La crise démocratique vient de s’aggraver – Chronique 183

Avr 15, 2023 | Res Publica

 

Une décision de justice est faite pour apaiser. Celle rendue par les neuf membres du Conseil constitutionnel ravive l’incendie social. Le choix qu’ils ont publié le 14 avril serait respectable si ces personnalités présentaient les garanties d’indépendance et d’impartialité qu’on attend de tout juge. Or les “juges de la loi” nommés en fin de carrière politique par le président de la République ou par le président de l’une des deux assemblées sont les produits d’un système de complaisances et de connivences qui fait planer un doute sérieux sur la manière dont ils conçoivent leur éminente mission. Ce doute est renforcé par la longue liste des décisions rendues dans le respect et pour la défense du néolibéralisme. Cette défense de l’ordre établi est devenue évidente depuis la décision qui vient d’être rendue.

En refusant de censurer un texte imposé à la suite d’un détournement manifeste de procédure, le Conseil constitutionnel a porté un coup violent au régime parlementaire puisque désormais tout gouvernement pourra faire passer de grandes réformes sociales en utilisant l’article 47.1 qui permet de limiter à vingt jours le débat à l’Assemblée nationale et à cinquante jours l’ensemble du débat parlementaire. Pire : le Conseil constitutionnel a accepté qu’une loi qui n’a pas été votée par l’Assemblée nationale puisse être présentée au Sénat.

Le Conseil constitutionnel aurait pu éviter d’accélérer la dérive oligarchique de nos institutions en ouvrant la possibilité d’un référendum d’initiative partagée et en créant, par voie de conséquence, les conditions d’un apaisement immédiat. Il a choisi de rejeter cette voie offerte par la Constitution en prenant le risque de nouvelles explosions violentes. Les membres du Conseil constitutionnel y perdront leur réputation usurpée de sagesse. Ce qui était une institution de la Ve République sera de plus en plus considéré comme un organe de la gouvernance oligarchique. De plus en plus clairement, les Français constateront que le contrôle de constitutionnalité n’a cessé d’être pratiqué dans l’oubli constant de la référence à la République sociale inscrite à l’article premier de notre Constitution et dans le mépris du Préambule de 1946 qui fait partie du bloc de constitutionnalité, tel que le Conseil constitutionnel l’a lui-même défini. La crise démocratique s’en trouve dramatiquement aggravée.

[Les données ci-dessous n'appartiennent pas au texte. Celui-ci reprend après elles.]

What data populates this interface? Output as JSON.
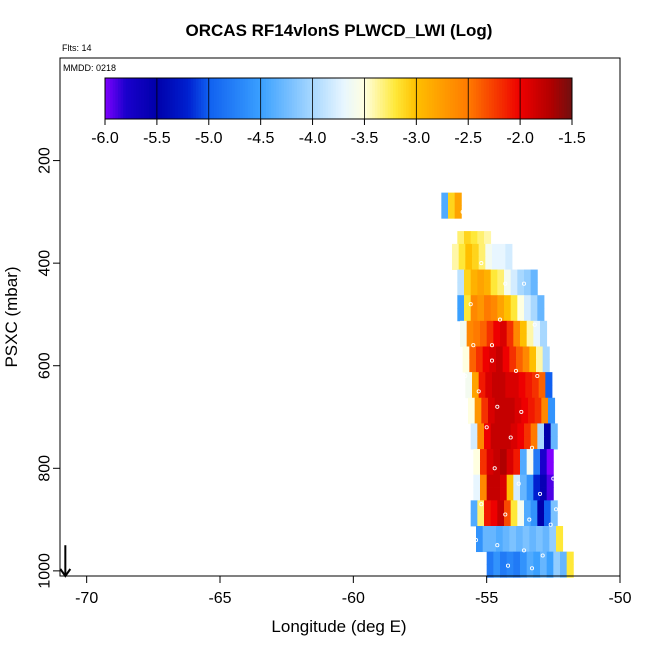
{
  "chart_data": {
    "type": "heatmap",
    "title": "ORCAS RF14vlonS PLWCD_LWI (Log)",
    "flights_label": "Flts: 14",
    "date_label": "MMDD: 0218",
    "xlabel": "Longitude (deg E)",
    "ylabel": "PSXC (mbar)",
    "xlim": [
      -71.0,
      -50.0
    ],
    "ylim": [
      1010,
      0
    ],
    "x_ticks": [
      -70,
      -65,
      -60,
      -55,
      -50
    ],
    "x_tick_labels": [
      "-70",
      "-65",
      "-60",
      "-55",
      "-50"
    ],
    "y_ticks": [
      200,
      400,
      600,
      800,
      1000
    ],
    "y_tick_labels": [
      "200",
      "400",
      "600",
      "800",
      "1000"
    ],
    "colorbar": {
      "range": [
        -6.0,
        -1.5
      ],
      "ticks": [
        -6.0,
        -5.5,
        -5.0,
        -4.5,
        -4.0,
        -3.5,
        -3.0,
        -2.5,
        -2.0,
        -1.5
      ],
      "tick_labels": [
        "-6.0",
        "-5.5",
        "-5.0",
        "-4.5",
        "-4.0",
        "-3.5",
        "-3.0",
        "-2.5",
        "-2.0",
        "-1.5"
      ],
      "stops": [
        {
          "v": -6.0,
          "color": "#8000ff"
        },
        {
          "v": -5.8,
          "color": "#1a00cc"
        },
        {
          "v": -5.5,
          "color": "#0000aa"
        },
        {
          "v": -5.2,
          "color": "#0020d0"
        },
        {
          "v": -5.0,
          "color": "#1060f0"
        },
        {
          "v": -4.5,
          "color": "#3aa0ff"
        },
        {
          "v": -4.0,
          "color": "#a8d8ff"
        },
        {
          "v": -3.7,
          "color": "#e8f6ff"
        },
        {
          "v": -3.5,
          "color": "#ffffe0"
        },
        {
          "v": -3.2,
          "color": "#ffe838"
        },
        {
          "v": -3.0,
          "color": "#ffbf00"
        },
        {
          "v": -2.5,
          "color": "#ff7a00"
        },
        {
          "v": -2.0,
          "color": "#ee0000"
        },
        {
          "v": -1.7,
          "color": "#b00000"
        },
        {
          "v": -1.5,
          "color": "#701010"
        }
      ]
    },
    "cell_width_deg": 0.25,
    "cell_height_mbar": 25,
    "profiles": [
      {
        "p": 275,
        "x0": -56.7,
        "v": [
          -4.4,
          -3.1,
          -2.8
        ]
      },
      {
        "p": 300,
        "x0": -56.7,
        "v": [
          -4.4,
          -3.1,
          -2.8
        ]
      },
      {
        "p": 350,
        "x0": -56.1,
        "v": [
          -3.3,
          -3.1,
          -3.2,
          -3.3,
          -3.4
        ]
      },
      {
        "p": 375,
        "x0": -56.3,
        "v": [
          -3.4,
          -3.2,
          -3.0,
          -3.1,
          -3.3,
          -3.6,
          -3.7,
          -3.7,
          -3.8
        ]
      },
      {
        "p": 400,
        "x0": -56.3,
        "v": [
          -3.4,
          -3.2,
          -3.0,
          -3.1,
          -3.3,
          -3.6,
          -3.7,
          -3.7,
          -3.8
        ]
      },
      {
        "p": 425,
        "x0": -56.1,
        "v": [
          -3.9,
          -3.1,
          -2.9,
          -2.8,
          -2.9,
          -3.2,
          -3.3,
          -3.6,
          -3.8,
          -4.0,
          -4.1,
          -4.3
        ]
      },
      {
        "p": 450,
        "x0": -56.1,
        "v": [
          -3.9,
          -3.1,
          -2.9,
          -2.8,
          -2.9,
          -3.2,
          -3.3,
          -3.6,
          -3.8,
          -4.0,
          -4.1,
          -4.3
        ]
      },
      {
        "p": 475,
        "x0": -56.1,
        "v": [
          -4.5,
          -3.2,
          -2.6,
          -2.7,
          -2.5,
          -2.6,
          -2.8,
          -3.0,
          -3.2,
          -3.5,
          -3.8,
          -4.0,
          -4.3
        ]
      },
      {
        "p": 500,
        "x0": -56.1,
        "v": [
          -4.5,
          -3.2,
          -2.6,
          -2.7,
          -2.5,
          -2.6,
          -2.8,
          -3.0,
          -3.2,
          -3.5,
          -3.8,
          -4.0,
          -4.3
        ]
      },
      {
        "p": 525,
        "x0": -56.0,
        "v": [
          -3.6,
          -2.6,
          -2.5,
          -2.4,
          -2.2,
          -2.0,
          -1.9,
          -2.2,
          -2.6,
          -3.0,
          -3.4,
          -3.7,
          -4.0
        ]
      },
      {
        "p": 550,
        "x0": -56.0,
        "v": [
          -3.6,
          -2.6,
          -2.5,
          -2.4,
          -2.2,
          -2.0,
          -1.9,
          -2.2,
          -2.6,
          -3.0,
          -3.4,
          -3.7,
          -4.0
        ]
      },
      {
        "p": 575,
        "x0": -55.9,
        "v": [
          -3.5,
          -2.4,
          -2.2,
          -2.0,
          -1.9,
          -1.8,
          -2.0,
          -2.2,
          -2.4,
          -2.6,
          -3.0,
          -3.4,
          -4.0
        ]
      },
      {
        "p": 600,
        "x0": -55.9,
        "v": [
          -3.5,
          -2.4,
          -2.2,
          -2.0,
          -1.9,
          -1.8,
          -2.0,
          -2.2,
          -2.4,
          -2.6,
          -3.0,
          -3.4,
          -4.0
        ]
      },
      {
        "p": 625,
        "x0": -55.8,
        "v": [
          -3.6,
          -2.8,
          -2.1,
          -1.9,
          -1.8,
          -1.8,
          -1.9,
          -1.9,
          -2.0,
          -2.1,
          -2.2,
          -2.4,
          -5.0
        ]
      },
      {
        "p": 650,
        "x0": -55.8,
        "v": [
          -3.6,
          -2.8,
          -2.1,
          -1.9,
          -1.8,
          -1.8,
          -1.9,
          -1.9,
          -2.0,
          -2.1,
          -2.2,
          -2.4,
          -5.0
        ]
      },
      {
        "p": 675,
        "x0": -55.7,
        "v": [
          -3.5,
          -2.7,
          -2.2,
          -1.9,
          -1.8,
          -1.8,
          -1.8,
          -1.9,
          -2.0,
          -2.1,
          -2.2,
          -2.6,
          -4.6
        ]
      },
      {
        "p": 700,
        "x0": -55.7,
        "v": [
          -3.5,
          -2.7,
          -2.2,
          -1.9,
          -1.8,
          -1.8,
          -1.8,
          -1.9,
          -2.0,
          -2.1,
          -2.2,
          -2.6,
          -4.6
        ]
      },
      {
        "p": 725,
        "x0": -55.6,
        "v": [
          -3.8,
          -2.6,
          -2.0,
          -1.8,
          -1.8,
          -1.8,
          -1.9,
          -2.0,
          -2.2,
          -2.5,
          -4.0,
          -5.5,
          -4.3
        ]
      },
      {
        "p": 750,
        "x0": -55.6,
        "v": [
          -3.8,
          -2.6,
          -2.0,
          -1.8,
          -1.8,
          -1.8,
          -1.9,
          -2.0,
          -2.2,
          -2.5,
          -4.0,
          -5.5,
          -4.3
        ]
      },
      {
        "p": 775,
        "x0": -55.5,
        "v": [
          -3.5,
          -2.2,
          -1.9,
          -1.8,
          -1.7,
          -1.9,
          -2.1,
          -4.4,
          -3.6,
          -4.8,
          -5.8,
          -6.0
        ]
      },
      {
        "p": 800,
        "x0": -55.5,
        "v": [
          -3.5,
          -2.2,
          -1.9,
          -1.8,
          -1.7,
          -1.9,
          -2.1,
          -4.4,
          -3.6,
          -4.8,
          -5.8,
          -6.0
        ]
      },
      {
        "p": 825,
        "x0": -55.5,
        "v": [
          -3.7,
          -2.6,
          -1.8,
          -1.8,
          -1.9,
          -3.0,
          -3.8,
          -4.3,
          -4.6,
          -5.2,
          -5.6,
          -5.9
        ]
      },
      {
        "p": 850,
        "x0": -55.5,
        "v": [
          -3.7,
          -2.6,
          -1.8,
          -1.8,
          -1.9,
          -3.0,
          -3.8,
          -4.3,
          -4.6,
          -5.2,
          -5.6,
          -5.9
        ]
      },
      {
        "p": 875,
        "x0": -55.6,
        "v": [
          -4.4,
          -3.3,
          -2.1,
          -2.0,
          -1.8,
          -2.3,
          -3.2,
          -3.6,
          -4.4,
          -4.6,
          -5.5,
          -5.0,
          -4.2
        ]
      },
      {
        "p": 900,
        "x0": -55.6,
        "v": [
          -4.4,
          -3.3,
          -2.1,
          -2.0,
          -1.8,
          -2.3,
          -3.2,
          -3.6,
          -4.4,
          -4.6,
          -5.5,
          -5.0,
          -4.2
        ]
      },
      {
        "p": 925,
        "x0": -55.4,
        "v": [
          -4.6,
          -4.3,
          -4.3,
          -4.4,
          -4.3,
          -4.2,
          -4.3,
          -4.2,
          -4.3,
          -4.2,
          -4.3,
          -4.1,
          -3.2
        ]
      },
      {
        "p": 950,
        "x0": -55.4,
        "v": [
          -4.6,
          -4.3,
          -4.3,
          -4.4,
          -4.3,
          -4.2,
          -4.3,
          -4.2,
          -4.3,
          -4.2,
          -4.3,
          -4.1,
          -3.2
        ]
      },
      {
        "p": 975,
        "x0": -55.0,
        "v": [
          -4.8,
          -4.6,
          -4.8,
          -4.7,
          -4.8,
          -4.6,
          -4.4,
          -4.5,
          -4.3,
          -4.5,
          -4.1,
          -4.3,
          -3.2
        ]
      },
      {
        "p": 1000,
        "x0": -55.0,
        "v": [
          -4.8,
          -4.6,
          -4.8,
          -4.7,
          -4.8,
          -4.6,
          -4.4,
          -4.5,
          -4.3,
          -4.5,
          -4.1,
          -4.3,
          -3.2
        ]
      }
    ],
    "markers": [
      [
        -55.9,
        300
      ],
      [
        -55.2,
        400
      ],
      [
        -54.3,
        440
      ],
      [
        -53.6,
        440
      ],
      [
        -55.6,
        480
      ],
      [
        -54.5,
        510
      ],
      [
        -55.5,
        560
      ],
      [
        -54.8,
        590
      ],
      [
        -53.9,
        610
      ],
      [
        -53.1,
        620
      ],
      [
        -55.3,
        650
      ],
      [
        -54.6,
        680
      ],
      [
        -53.7,
        690
      ],
      [
        -55.0,
        720
      ],
      [
        -54.1,
        740
      ],
      [
        -53.3,
        760
      ],
      [
        -55.6,
        780
      ],
      [
        -54.7,
        800
      ],
      [
        -53.8,
        830
      ],
      [
        -53.0,
        850
      ],
      [
        -55.2,
        870
      ],
      [
        -54.3,
        890
      ],
      [
        -53.4,
        900
      ],
      [
        -52.6,
        910
      ],
      [
        -55.4,
        940
      ],
      [
        -54.6,
        950
      ],
      [
        -53.6,
        960
      ],
      [
        -52.9,
        970
      ],
      [
        -55.1,
        985
      ],
      [
        -54.2,
        990
      ],
      [
        -53.3,
        995
      ],
      [
        -54.8,
        560
      ],
      [
        -55.8,
        620
      ],
      [
        -53.2,
        520
      ],
      [
        -52.5,
        820
      ],
      [
        -52.4,
        880
      ]
    ],
    "arrow": {
      "x": -70.8,
      "p0": 950,
      "p1": 1010
    }
  }
}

Les prétendus “sages” de la rue de Montpensier se sont délibérément rangés derrière Emmanuel Macron, qui déclarait au matin du 14 avril qu’il ne lâcherait rien et qui a décidé dans la soirée que la loi serait promulguée dans les 48 heures. C’est vouloir que l’intersyndicale subisse une défaite, et qu’elle soit humiliante. C’est vouloir que les classes moyennes et populaires fassent enfin preuve de la résignation sur laquelle l’Elysée avait parié l’hiver dernier.

Durcir la guerre de classes quand on est en position de faiblesse est un jeu dangereux. Nous ne sommes pas en mai 1968. Le parti de l’ordre réduit à la bourgeoisie rentière est incapable de se mobiliser sur les Champs-Elysées et il n’y a pas plus de président légitime que de système partisan clairement structuré.